If a typical class 2 transformer is rated at 40 va.what is its true power rating(purely resistive load)and how is it calculated? Thx
If the load is purely resistive then the power factor is 1. This is because the true power is equal to the apparent power. The reason the true power is not always the same as the apparent power is because the load may be either capacitive or inductive. This causes the phase of the current waveform to be either leading or lagging compared to the voltage waveform. Power is still the voltage times the current but since they are out of sync if you slice up the waveform into small segments and do the calculation for each slice and the average them all together the real power is less then the apparent power. The apparent power is the the product of the rms voltage and the rms current. The answer to your question is that the true power rating is the same as the apparent power rating. It is not calculated because by definition if the load is purely resistive the true power rating is the same as the apparent power rating. I hope this helps.
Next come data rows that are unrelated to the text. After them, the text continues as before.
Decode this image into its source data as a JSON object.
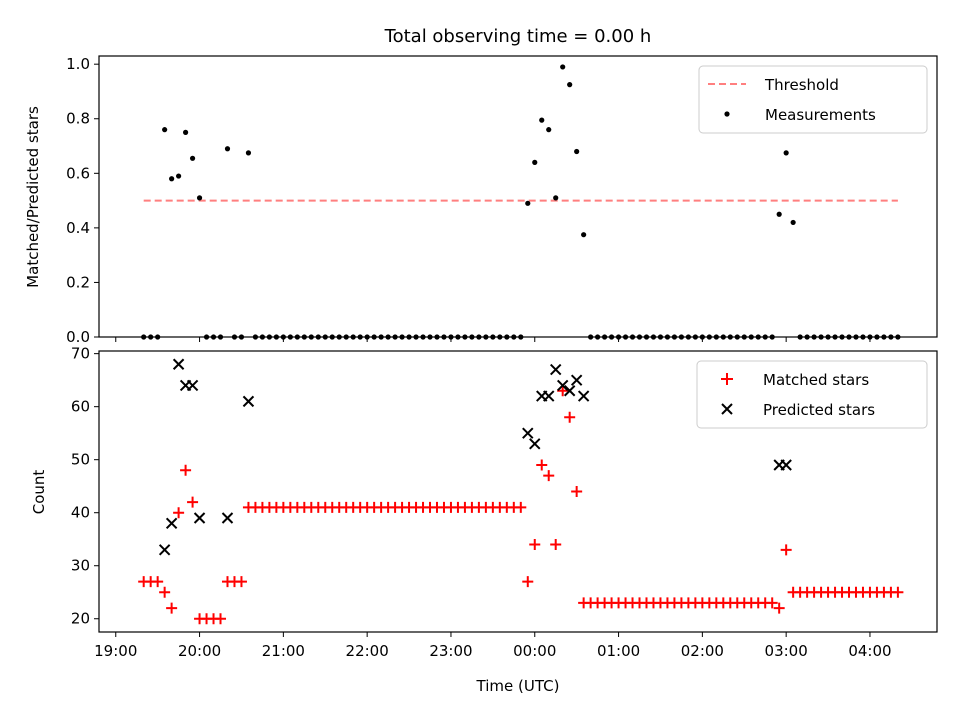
{
  "title": "Total observing time = 0.00 h",
  "colors": {
    "threshold": "#ff7f7f",
    "measurement": "#000000",
    "matched": "#ff0000",
    "predicted": "#000000"
  },
  "chart_data": [
    {
      "type": "scatter",
      "ylabel": "Matched/Predicted stars",
      "xlabel": "",
      "ylim": [
        0,
        1.03
      ],
      "yticks": [
        0.0,
        0.2,
        0.4,
        0.6,
        0.8,
        1.0
      ],
      "ytick_labels": [
        "0.0",
        "0.2",
        "0.4",
        "0.6",
        "0.8",
        "1.0"
      ],
      "legend_position": "top-right",
      "threshold": {
        "name": "Threshold",
        "value": 0.5,
        "x_start": "19:20",
        "x_end": "04:20"
      },
      "series": [
        {
          "name": "Measurements",
          "marker": "dot",
          "points": [
            [
              "19:20",
              0
            ],
            [
              "19:25",
              0
            ],
            [
              "19:30",
              0
            ],
            [
              "19:35",
              0.76
            ],
            [
              "19:40",
              0.58
            ],
            [
              "19:45",
              0.59
            ],
            [
              "19:50",
              0.75
            ],
            [
              "19:55",
              0.655
            ],
            [
              "20:00",
              0.51
            ],
            [
              "20:05",
              0
            ],
            [
              "20:10",
              0
            ],
            [
              "20:15",
              0
            ],
            [
              "20:20",
              0.69
            ],
            [
              "20:25",
              0
            ],
            [
              "20:30",
              0
            ],
            [
              "20:35",
              0.675
            ],
            [
              "20:40",
              0
            ],
            [
              "20:45",
              0
            ],
            [
              "20:50",
              0
            ],
            [
              "20:55",
              0
            ],
            [
              "21:00",
              0
            ],
            [
              "21:05",
              0
            ],
            [
              "21:10",
              0
            ],
            [
              "21:15",
              0
            ],
            [
              "21:20",
              0
            ],
            [
              "21:25",
              0
            ],
            [
              "21:30",
              0
            ],
            [
              "21:35",
              0
            ],
            [
              "21:40",
              0
            ],
            [
              "21:45",
              0
            ],
            [
              "21:50",
              0
            ],
            [
              "21:55",
              0
            ],
            [
              "22:00",
              0
            ],
            [
              "22:05",
              0
            ],
            [
              "22:10",
              0
            ],
            [
              "22:15",
              0
            ],
            [
              "22:20",
              0
            ],
            [
              "22:25",
              0
            ],
            [
              "22:30",
              0
            ],
            [
              "22:35",
              0
            ],
            [
              "22:40",
              0
            ],
            [
              "22:45",
              0
            ],
            [
              "22:50",
              0
            ],
            [
              "22:55",
              0
            ],
            [
              "23:00",
              0
            ],
            [
              "23:05",
              0
            ],
            [
              "23:10",
              0
            ],
            [
              "23:15",
              0
            ],
            [
              "23:20",
              0
            ],
            [
              "23:25",
              0
            ],
            [
              "23:30",
              0
            ],
            [
              "23:35",
              0
            ],
            [
              "23:40",
              0
            ],
            [
              "23:45",
              0
            ],
            [
              "23:50",
              0
            ],
            [
              "23:55",
              0.49
            ],
            [
              "00:00",
              0.64
            ],
            [
              "00:05",
              0.795
            ],
            [
              "00:10",
              0.76
            ],
            [
              "00:15",
              0.51
            ],
            [
              "00:20",
              0.99
            ],
            [
              "00:25",
              0.925
            ],
            [
              "00:30",
              0.68
            ],
            [
              "00:35",
              0.375
            ],
            [
              "00:40",
              0
            ],
            [
              "00:45",
              0
            ],
            [
              "00:50",
              0
            ],
            [
              "00:55",
              0
            ],
            [
              "01:00",
              0
            ],
            [
              "01:05",
              0
            ],
            [
              "01:10",
              0
            ],
            [
              "01:15",
              0
            ],
            [
              "01:20",
              0
            ],
            [
              "01:25",
              0
            ],
            [
              "01:30",
              0
            ],
            [
              "01:35",
              0
            ],
            [
              "01:40",
              0
            ],
            [
              "01:45",
              0
            ],
            [
              "01:50",
              0
            ],
            [
              "01:55",
              0
            ],
            [
              "02:00",
              0
            ],
            [
              "02:05",
              0
            ],
            [
              "02:10",
              0
            ],
            [
              "02:15",
              0
            ],
            [
              "02:20",
              0
            ],
            [
              "02:25",
              0
            ],
            [
              "02:30",
              0
            ],
            [
              "02:35",
              0
            ],
            [
              "02:40",
              0
            ],
            [
              "02:45",
              0
            ],
            [
              "02:50",
              0
            ],
            [
              "02:55",
              0.45
            ],
            [
              "03:00",
              0.675
            ],
            [
              "03:05",
              0.42
            ],
            [
              "03:10",
              0
            ],
            [
              "03:15",
              0
            ],
            [
              "03:20",
              0
            ],
            [
              "03:25",
              0
            ],
            [
              "03:30",
              0
            ],
            [
              "03:35",
              0
            ],
            [
              "03:40",
              0
            ],
            [
              "03:45",
              0
            ],
            [
              "03:50",
              0
            ],
            [
              "03:55",
              0
            ],
            [
              "04:00",
              0
            ],
            [
              "04:05",
              0
            ],
            [
              "04:10",
              0
            ],
            [
              "04:15",
              0
            ],
            [
              "04:20",
              0
            ]
          ]
        }
      ]
    },
    {
      "type": "scatter",
      "ylabel": "Count",
      "xlabel": "Time (UTC)",
      "ylim": [
        17.5,
        70.5
      ],
      "yticks": [
        20,
        30,
        40,
        50,
        60,
        70
      ],
      "ytick_labels": [
        "20",
        "30",
        "40",
        "50",
        "60",
        "70"
      ],
      "xticks": [
        "19:00",
        "20:00",
        "21:00",
        "22:00",
        "23:00",
        "00:00",
        "01:00",
        "02:00",
        "03:00",
        "04:00"
      ],
      "xlim": [
        "18:48",
        "04:48"
      ],
      "legend_position": "top-right",
      "series": [
        {
          "name": "Matched stars",
          "marker": "plus",
          "points": [
            [
              "19:20",
              27
            ],
            [
              "19:25",
              27
            ],
            [
              "19:30",
              27
            ],
            [
              "19:35",
              25
            ],
            [
              "19:40",
              22
            ],
            [
              "19:45",
              40
            ],
            [
              "19:50",
              48
            ],
            [
              "19:55",
              42
            ],
            [
              "20:00",
              20
            ],
            [
              "20:05",
              20
            ],
            [
              "20:10",
              20
            ],
            [
              "20:15",
              20
            ],
            [
              "20:20",
              27
            ],
            [
              "20:25",
              27
            ],
            [
              "20:30",
              27
            ],
            [
              "20:35",
              41
            ],
            [
              "20:40",
              41
            ],
            [
              "20:45",
              41
            ],
            [
              "20:50",
              41
            ],
            [
              "20:55",
              41
            ],
            [
              "21:00",
              41
            ],
            [
              "21:05",
              41
            ],
            [
              "21:10",
              41
            ],
            [
              "21:15",
              41
            ],
            [
              "21:20",
              41
            ],
            [
              "21:25",
              41
            ],
            [
              "21:30",
              41
            ],
            [
              "21:35",
              41
            ],
            [
              "21:40",
              41
            ],
            [
              "21:45",
              41
            ],
            [
              "21:50",
              41
            ],
            [
              "21:55",
              41
            ],
            [
              "22:00",
              41
            ],
            [
              "22:05",
              41
            ],
            [
              "22:10",
              41
            ],
            [
              "22:15",
              41
            ],
            [
              "22:20",
              41
            ],
            [
              "22:25",
              41
            ],
            [
              "22:30",
              41
            ],
            [
              "22:35",
              41
            ],
            [
              "22:40",
              41
            ],
            [
              "22:45",
              41
            ],
            [
              "22:50",
              41
            ],
            [
              "22:55",
              41
            ],
            [
              "23:00",
              41
            ],
            [
              "23:05",
              41
            ],
            [
              "23:10",
              41
            ],
            [
              "23:15",
              41
            ],
            [
              "23:20",
              41
            ],
            [
              "23:25",
              41
            ],
            [
              "23:30",
              41
            ],
            [
              "23:35",
              41
            ],
            [
              "23:40",
              41
            ],
            [
              "23:45",
              41
            ],
            [
              "23:50",
              41
            ],
            [
              "23:55",
              27
            ],
            [
              "00:00",
              34
            ],
            [
              "00:05",
              49
            ],
            [
              "00:10",
              47
            ],
            [
              "00:15",
              34
            ],
            [
              "00:20",
              63
            ],
            [
              "00:25",
              58
            ],
            [
              "00:30",
              44
            ],
            [
              "00:35",
              23
            ],
            [
              "00:40",
              23
            ],
            [
              "00:45",
              23
            ],
            [
              "00:50",
              23
            ],
            [
              "00:55",
              23
            ],
            [
              "01:00",
              23
            ],
            [
              "01:05",
              23
            ],
            [
              "01:10",
              23
            ],
            [
              "01:15",
              23
            ],
            [
              "01:20",
              23
            ],
            [
              "01:25",
              23
            ],
            [
              "01:30",
              23
            ],
            [
              "01:35",
              23
            ],
            [
              "01:40",
              23
            ],
            [
              "01:45",
              23
            ],
            [
              "01:50",
              23
            ],
            [
              "01:55",
              23
            ],
            [
              "02:00",
              23
            ],
            [
              "02:05",
              23
            ],
            [
              "02:10",
              23
            ],
            [
              "02:15",
              23
            ],
            [
              "02:20",
              23
            ],
            [
              "02:25",
              23
            ],
            [
              "02:30",
              23
            ],
            [
              "02:35",
              23
            ],
            [
              "02:40",
              23
            ],
            [
              "02:45",
              23
            ],
            [
              "02:50",
              23
            ],
            [
              "02:55",
              22
            ],
            [
              "03:00",
              33
            ],
            [
              "03:05",
              25
            ],
            [
              "03:10",
              25
            ],
            [
              "03:15",
              25
            ],
            [
              "03:20",
              25
            ],
            [
              "03:25",
              25
            ],
            [
              "03:30",
              25
            ],
            [
              "03:35",
              25
            ],
            [
              "03:40",
              25
            ],
            [
              "03:45",
              25
            ],
            [
              "03:50",
              25
            ],
            [
              "03:55",
              25
            ],
            [
              "04:00",
              25
            ],
            [
              "04:05",
              25
            ],
            [
              "04:10",
              25
            ],
            [
              "04:15",
              25
            ],
            [
              "04:20",
              25
            ]
          ]
        },
        {
          "name": "Predicted stars",
          "marker": "x",
          "points": [
            [
              "19:35",
              33
            ],
            [
              "19:40",
              38
            ],
            [
              "19:45",
              68
            ],
            [
              "19:50",
              64
            ],
            [
              "19:55",
              64
            ],
            [
              "20:00",
              39
            ],
            [
              "20:20",
              39
            ],
            [
              "20:35",
              61
            ],
            [
              "23:55",
              55
            ],
            [
              "00:00",
              53
            ],
            [
              "00:05",
              62
            ],
            [
              "00:10",
              62
            ],
            [
              "00:15",
              67
            ],
            [
              "00:20",
              64
            ],
            [
              "00:25",
              63
            ],
            [
              "00:30",
              65
            ],
            [
              "00:35",
              62
            ],
            [
              "02:55",
              49
            ],
            [
              "03:00",
              49
            ]
          ]
        }
      ]
    }
  ]
}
For resistive loads, 40VA can be taken as 40 watts.
Lots of people don't understand this rating, but it is not that difficult. The power rating of a transformer is limited by the losses in the transformer; these are core losses and wire losses. Core losses are a function of voltage and more or less fixed. Wire losses are I^2 R where I is the RMS current. Obviously, these are a function of the current squared. Now the bad news is that the VA rating of the transformer is not the same as the power rating except when the current is purely sinusoidal. This means that in case where there are rectifiers, the RMS current will be much greater than the average current, so the output power will be much less that the VA rating.